ADEM-VL: Adaptive and Embedded Fusion for Efficient Vision-Language Tuning

TL;DR

ADEM-VL is proposed, an efficient vision-language method that tunes VL models based on pretrained large language models by adopting a parameter-free cross-attention mechanism for similarity measurements in multimodal fusion that outperforms existing approaches with reduced training and inference latency.

Abstract

Recent advancements in multimodal fusion have witnessed the remarkable success of vision-language (VL) models, which excel in various multimodal applications such as image captioning and visual question answering.
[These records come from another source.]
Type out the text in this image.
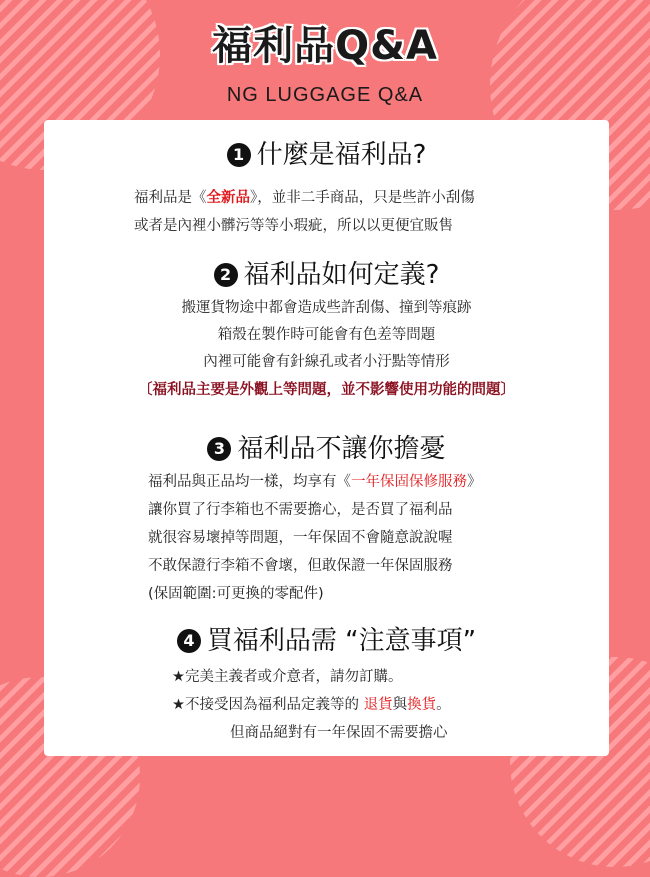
福利品Q&A
NG LUGGAGE Q&A
1 什麼是福利品?
福利品是《全新品》，並非二手商品，只是些許小刮傷
或者是內裡小髒污等等小瑕疵，所以以更便宜販售
2 福利品如何定義?
搬運貨物途中都會造成些許刮傷、撞到等痕跡
箱殼在製作時可能會有色差等問題
內裡可能會有針線孔或者小汙點等情形
〔福利品主要是外觀上等問題，並不影響使用功能的問題〕
3 福利品不讓你擔憂
福利品與正品均一樣，均享有《一年保固保修服務》
讓你買了行李箱也不需要擔心，是否買了福利品
就很容易壞掉等問題，一年保固不會隨意說說喔
不敢保證行李箱不會壞，但敢保證一年保固服務
(保固範圍:可更換的零配件)
4 買福利品需 “注意事項”
★完美主義者或介意者，請勿訂購。
★不接受因為福利品定義等的 退貨與換貨。
但商品絕對有一年保固不需要擔心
However, building VL models requires substantial hardware resources, where efficiency is restricted by two key factors: the extended input sequence of the language model with vision features demands more computational operations, and a large number of additional learnable parameters increase memory complexity. These challenges significantly restrict the broader applicability of such models. To bridge this gap, we propose ADEM-VL, an efficient vision-language method that tunes VL models based on pretrained large language models (LLMs) by adopting a parameter-free cross-attention mechanism for similarity measurements in multimodal fusion. This approach only requires embedding vision features into the language space, significantly reducing the number of trainable parameters and accelerating both training and inference speeds. To enhance representation learning in fusion module, we introduce an efficient multiscale feature generation scheme that requires only a single forward pass through the vision encoder. Moreover, we propose an adaptive fusion scheme that dynamically discards less relevant visual information for each text token based on its attention score. This ensures that the fusion process prioritizes the most pertinent visual features. With experiments on various tasks including visual question answering, image captioning, and instruction-following, we demonstrate that our framework outperforms existing approaches. Specifically, our method surpasses existing methods by an average accuracy of 0.77% on ScienceQA dataset, with reduced training and inference latency, demonstrating the superiority of our framework. The code is available at https://github.com/Hao840/ADEM-VL.

Paper Structure

This paper contains 16 sections, 4 equations, 4 figures, 10 tables.

Figures (4)

  • Figure 1: Comparison of different vision-language tuning frameworks: (a) Methods that directly extend the input space of the language model with extracted vision features. (b) Methods that fuse vision information into the language model via cross-attention. (c) Our proposed ADEM-VL framework, which incorporates parameter-free cross-attention, multiscale visual prompting, and adaptive multimodal fusion designs. This approach ensures both parameter and computational efficiency while delivering promising performance.
  • Figure 2: Comparison of different hyperparameter settings in the ADEM-VL with LLaMA-7B as the language model.
  • Figure 3: Visualization of image captioning results with LLaMA-7B. In each row, the left figure is the original image, while the middle and right figures demonstrate the dropping decisions for features at two different scales.
  • Figure 4: Examples of zero-shot instruction-following tasks with LLaMA-7B.